Milton M. Sittenfield, of New York City, for receiver.
[MAJORITY — LEARNED HAND, District Judge]
LEARNED HAND, District Judge
(after stating the facts as above). The question as stated in St. Louis & San Francisco Railroad v. Johnston, 133 U. S. 566, 576, 10 Sup. Ct. 390, 33 L. Ed. 683, is in principle only a question of fact; i. e., whether the bank, on receiving the check, intended to become the owner and give the depositor an immediate credit, or whether the intent was that the bank should hold the checks for collection, and that, the depositor should have no credit until the proceeds were received. It is pretty generally accepted law that, where nothing appears but the receipt of the checks indorsed in blank or for deposit, and an immediate credit in the passbook to the depositor, the checks at once become the property of the bank and cannot be followed. Metropolitan National Bank v. Loyd, 90 N. Y. 530; Lyons v. Union Exchange Bank, 150 App. Div. 493, 135 N. Y. Supp. 121; Cragie v. Hadley, 99 N. Y. 131, 133, 1 N. E. 537, 52 Am. Rep. 9 (obiter); St. Louis & San Francisco R. R. Co. v. Johnston (C. C.) 27 Fed. 243; Brooks v. Bigelow, 142 Mass. 6, 6 N. E. 766. The bank’s right, however, depends upon the depositor’s immediate and unconditional right, and not merely as a favor, to draw upon the deposit, and if it appears that the depositor did not have such right until collection the bank does not become the owner. Scott v. Ocean Bank, 23 N. Y. 289; King v. Bowling Green Trust Co., 145 App. Div. 398, 129 N. Y. Supp. 977; Beal v. Somerville, 50 Fed. 647, 1 C. C. A. 598, 17 L. R. A. 291; Re State Bank, 56 Minn. 119, 57 N. W. 336, 45 Am. St. Rep. 454; Balbach v. Frelinghuysen (C. C.) 15 Fed. 675. Beal v. Somerville, supra, indeed, throws a little doubt upon the general rule, and seems to imply that the presumption is that the bank receives for collection unless the contrary appear. Where the checks are indorsed for collection only the case is of course beyond any question; for example, in Balbach v. Frelinghuysen, supra, where the indorsement was for collection, but the depositor could draw at once, the indorsement prevailed.

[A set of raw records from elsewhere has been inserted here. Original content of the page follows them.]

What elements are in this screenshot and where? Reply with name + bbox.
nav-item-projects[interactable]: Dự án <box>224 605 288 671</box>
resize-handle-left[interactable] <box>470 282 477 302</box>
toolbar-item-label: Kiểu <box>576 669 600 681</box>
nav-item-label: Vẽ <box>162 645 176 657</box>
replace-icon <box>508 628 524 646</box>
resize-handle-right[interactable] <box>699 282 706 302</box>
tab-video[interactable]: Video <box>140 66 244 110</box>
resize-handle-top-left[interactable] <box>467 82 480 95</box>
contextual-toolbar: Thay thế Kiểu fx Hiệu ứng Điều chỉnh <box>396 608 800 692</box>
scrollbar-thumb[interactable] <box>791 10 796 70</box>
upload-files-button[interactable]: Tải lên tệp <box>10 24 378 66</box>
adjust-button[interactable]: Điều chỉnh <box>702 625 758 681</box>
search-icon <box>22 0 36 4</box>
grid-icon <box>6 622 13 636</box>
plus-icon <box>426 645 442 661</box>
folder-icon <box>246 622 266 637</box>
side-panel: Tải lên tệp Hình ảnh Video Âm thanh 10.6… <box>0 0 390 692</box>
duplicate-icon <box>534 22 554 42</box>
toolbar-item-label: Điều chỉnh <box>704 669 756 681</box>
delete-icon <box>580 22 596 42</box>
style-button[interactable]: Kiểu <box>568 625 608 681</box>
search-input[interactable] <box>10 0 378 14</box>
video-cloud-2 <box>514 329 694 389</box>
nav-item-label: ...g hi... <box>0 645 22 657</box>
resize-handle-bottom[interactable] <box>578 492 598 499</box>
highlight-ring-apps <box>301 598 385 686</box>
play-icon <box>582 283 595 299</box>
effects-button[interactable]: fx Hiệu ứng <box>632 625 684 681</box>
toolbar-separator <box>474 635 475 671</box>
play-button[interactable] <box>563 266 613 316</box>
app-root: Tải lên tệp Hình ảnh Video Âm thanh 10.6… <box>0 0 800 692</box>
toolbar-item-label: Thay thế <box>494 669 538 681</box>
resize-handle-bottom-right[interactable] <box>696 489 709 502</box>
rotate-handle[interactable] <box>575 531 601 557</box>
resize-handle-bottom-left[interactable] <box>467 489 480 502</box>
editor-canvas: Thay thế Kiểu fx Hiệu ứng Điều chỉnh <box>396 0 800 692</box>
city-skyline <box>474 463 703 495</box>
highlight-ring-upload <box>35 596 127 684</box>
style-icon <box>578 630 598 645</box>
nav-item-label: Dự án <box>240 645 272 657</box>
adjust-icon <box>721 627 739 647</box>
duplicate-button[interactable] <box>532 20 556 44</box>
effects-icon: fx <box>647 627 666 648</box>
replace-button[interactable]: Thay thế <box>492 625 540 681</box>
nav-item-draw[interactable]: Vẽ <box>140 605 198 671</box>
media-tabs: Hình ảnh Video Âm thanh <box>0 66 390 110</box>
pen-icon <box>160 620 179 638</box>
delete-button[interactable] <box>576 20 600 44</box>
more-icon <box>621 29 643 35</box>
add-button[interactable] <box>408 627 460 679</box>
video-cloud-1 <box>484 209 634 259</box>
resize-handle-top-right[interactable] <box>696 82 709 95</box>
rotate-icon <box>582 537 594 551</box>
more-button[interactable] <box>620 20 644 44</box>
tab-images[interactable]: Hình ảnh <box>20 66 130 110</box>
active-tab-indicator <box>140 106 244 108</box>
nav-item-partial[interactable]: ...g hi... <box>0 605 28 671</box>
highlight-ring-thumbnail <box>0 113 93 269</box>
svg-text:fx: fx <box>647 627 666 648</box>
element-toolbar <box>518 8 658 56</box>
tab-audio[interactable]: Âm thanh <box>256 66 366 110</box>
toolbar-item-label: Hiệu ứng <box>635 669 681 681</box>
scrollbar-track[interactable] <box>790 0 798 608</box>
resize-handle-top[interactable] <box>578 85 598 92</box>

Applying these rules to the case at bar, it is quite clear that the private bankers would have become the owners of the checks at once, but for the provision in the passbook, “Deposits of checks shall not be drawn against until collected.” In Attie Bros.’ case, the receiver alleges that this provision was waived and that the depositor was expressly given the right to draw at once. It will not be enough, however, merely to show that the bank had permitted the depósitors to draw. Nothing short of an agreement, express or implied by the course of dealing, to' modify the passbook, will answer. On this issue of fact the receiver is entitled to be heard, and there must be a reference. At the time of the reference, if the receiver makes good his claim that the provision in the passbook was expressly modified, it will have to be determined whether the private bankers were insolvent, and knew of their insolvency at the time of receiving the checks. If so, under well-established principles, the receiver cannot hold the proceeds.
The order will be. for the petitioner on the Bortz petition, and for a reference on the Attie Bros, petition. The matter of the rent deposit was disposed of on the argument.